Por ALBERTO DINES - Via Observatório da Imprensa -
A semana começou alvoroçada pelo desabafo do ex-presidente Lula contra o PT, a presidente Dilma e contra ele mesmo. Na sexta-feira (26/6), um acesso de autoestima da direção nacional do PT anulou todos os efeitos positivos do surpreendente depoimento e ainda exibiu as contradições e equívocos embutidos em confissões e arrependimentos professados sem fé, sem dor e sem alma, apenas por conveniência.
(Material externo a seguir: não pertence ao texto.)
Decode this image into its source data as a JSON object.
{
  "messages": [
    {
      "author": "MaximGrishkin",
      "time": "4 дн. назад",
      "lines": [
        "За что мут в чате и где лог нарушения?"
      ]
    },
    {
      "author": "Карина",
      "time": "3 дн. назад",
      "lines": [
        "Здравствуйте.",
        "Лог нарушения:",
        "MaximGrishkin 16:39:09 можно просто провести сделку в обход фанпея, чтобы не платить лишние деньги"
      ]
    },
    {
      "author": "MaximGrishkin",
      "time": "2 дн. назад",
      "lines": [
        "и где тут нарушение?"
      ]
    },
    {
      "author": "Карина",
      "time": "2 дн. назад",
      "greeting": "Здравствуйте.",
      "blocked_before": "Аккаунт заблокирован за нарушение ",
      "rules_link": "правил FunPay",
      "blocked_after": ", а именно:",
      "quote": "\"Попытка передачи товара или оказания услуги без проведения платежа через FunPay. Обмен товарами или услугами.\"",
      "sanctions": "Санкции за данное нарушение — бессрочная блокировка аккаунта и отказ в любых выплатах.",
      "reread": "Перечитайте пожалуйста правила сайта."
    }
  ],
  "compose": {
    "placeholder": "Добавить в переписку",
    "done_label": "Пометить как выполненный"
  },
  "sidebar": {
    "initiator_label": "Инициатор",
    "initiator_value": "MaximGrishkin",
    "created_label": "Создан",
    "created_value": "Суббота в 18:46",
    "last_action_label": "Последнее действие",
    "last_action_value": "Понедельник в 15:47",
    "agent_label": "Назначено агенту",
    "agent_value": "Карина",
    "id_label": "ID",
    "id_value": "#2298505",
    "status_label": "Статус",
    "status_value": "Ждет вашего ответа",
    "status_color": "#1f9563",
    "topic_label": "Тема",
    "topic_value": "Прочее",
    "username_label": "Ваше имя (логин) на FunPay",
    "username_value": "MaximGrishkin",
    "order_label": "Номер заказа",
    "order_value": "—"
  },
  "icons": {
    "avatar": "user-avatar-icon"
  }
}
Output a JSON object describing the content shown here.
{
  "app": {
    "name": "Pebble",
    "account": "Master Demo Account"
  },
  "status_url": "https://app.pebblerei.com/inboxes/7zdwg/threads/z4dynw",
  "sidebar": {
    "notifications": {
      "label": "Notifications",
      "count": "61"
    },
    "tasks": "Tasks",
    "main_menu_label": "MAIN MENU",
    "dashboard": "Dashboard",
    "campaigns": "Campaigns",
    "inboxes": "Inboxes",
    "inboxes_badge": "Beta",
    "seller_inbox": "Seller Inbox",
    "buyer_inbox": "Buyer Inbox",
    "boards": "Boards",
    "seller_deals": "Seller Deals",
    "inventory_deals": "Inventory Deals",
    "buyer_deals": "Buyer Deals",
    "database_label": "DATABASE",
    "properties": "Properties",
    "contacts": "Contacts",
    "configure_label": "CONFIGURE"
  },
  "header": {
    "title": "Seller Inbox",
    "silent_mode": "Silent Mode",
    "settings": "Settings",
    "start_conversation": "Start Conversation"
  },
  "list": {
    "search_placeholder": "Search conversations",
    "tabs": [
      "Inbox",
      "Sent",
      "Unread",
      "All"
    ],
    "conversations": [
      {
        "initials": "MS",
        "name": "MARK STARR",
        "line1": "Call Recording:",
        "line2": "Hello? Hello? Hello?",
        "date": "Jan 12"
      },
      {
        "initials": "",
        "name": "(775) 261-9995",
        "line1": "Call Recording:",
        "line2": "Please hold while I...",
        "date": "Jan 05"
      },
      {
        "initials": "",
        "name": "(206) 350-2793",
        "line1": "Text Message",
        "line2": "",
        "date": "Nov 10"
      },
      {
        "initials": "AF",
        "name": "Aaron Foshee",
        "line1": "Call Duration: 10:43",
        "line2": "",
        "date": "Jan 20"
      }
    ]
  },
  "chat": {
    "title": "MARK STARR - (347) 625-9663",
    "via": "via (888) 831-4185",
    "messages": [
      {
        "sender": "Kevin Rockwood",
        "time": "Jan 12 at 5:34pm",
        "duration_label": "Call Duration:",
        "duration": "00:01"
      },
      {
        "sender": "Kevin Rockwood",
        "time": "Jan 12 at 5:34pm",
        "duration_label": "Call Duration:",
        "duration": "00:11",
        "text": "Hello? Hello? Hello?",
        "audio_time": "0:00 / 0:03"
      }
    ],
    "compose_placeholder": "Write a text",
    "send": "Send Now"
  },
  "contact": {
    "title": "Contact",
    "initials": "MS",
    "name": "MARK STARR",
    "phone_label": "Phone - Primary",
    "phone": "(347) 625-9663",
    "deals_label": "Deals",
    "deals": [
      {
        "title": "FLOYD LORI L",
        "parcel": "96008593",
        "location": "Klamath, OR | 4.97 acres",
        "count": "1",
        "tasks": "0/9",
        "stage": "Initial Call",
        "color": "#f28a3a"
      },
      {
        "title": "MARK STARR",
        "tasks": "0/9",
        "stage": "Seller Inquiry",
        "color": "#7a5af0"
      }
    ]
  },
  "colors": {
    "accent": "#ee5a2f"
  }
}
Ao acusar seus companheiros de ter perdido parte do sonho e da
utopia, e só pensar em cargos e eleições, Lula lançou um inaudito
desafio não apenas aos correligionários, mas extensivo aos militantes de
outras siglas – “queremos salvar a nossa pele ou criar um novo
projeto?”
O que parecia um penitência pública capaz de reanimar o idealismo
cidadão, converteu-se instantaneamente num jogo de cena, algo farsesco,
leviano, oportunista.
A burocracia partidária contra a qual Leon Trostky se insurgiu com
tanta veemência há quase 100 anos ganhou nova parada. Evaporaram-se
magicamente as imagens e lembranças da ousada proposta do então ministro
Tarso Genro em setembro de 2005 para a refundação do PT como reação ao
vexame produzido pelo mensalão.
Penitência malograda
Então como agora, a obsessão pelo triunfo eleitoral a qualquer preço
impôs-se ao discurso idealista. Mais uma vez a distopia estraçalha a
utopia que a produziu. A diferença entre os dois gestos expiatórios
reside no número dos apoiantes: o movimento saneador iniciado por Tarso
Genro foi engrossado e vitalizado pela presença de inúmeros fundadores
do partido incomodados com os descaminhos adotados pelas lideranças
“pragmáticas” empenhadas no projeto de poder. Iludido pela força
galvanizadora da sua proposta e crente no seu potencial carismático,
Lula resolveu tocar sozinho a cruzada reformista. E continua sozinho.
Não contava com os insondáveis meandros da condição humana, com a
onipotência e a capacidade deletéria do coletivo. Admitir erros não é
próprio das almas pequenas, é desafio talhado para as grandes. Lula não
exagerou na retórica, falou com o coração e foi até ponderado nas
conclusões. O que levou a direção do partido a recuar neste momento de
grandeza foi a sua estatura insignificante.
Não percebeu que este mea-culpa colocaria novamente o PT numa
proeminência moral que tanto o PSDB como o PMDB dificilmente poderiam
acompanhar. O PMDB não é um partido, é um aglomerado de apetites, e o
PSDB uma federação de candidaturas, cada vez mais distanciado do projeto
original socialdemocrata, intrinsicamente reformista, transparente,
laico e, pelo visto, incapaz de acompanhar os avanços que o
ex-presidente FHC sugere.
Numa sociedade dominada pela má-fé e delações premiadas, a malograda
penitência iniciada pelo ex-presidente Lula e abortada por seus
companheiros compõe um quadro ainda mais desolador. Quando a necessidade
da autocrítica é sufocada pelos caprichos ególatras da autoestima, o
abismo fica mais visível. E inevitável.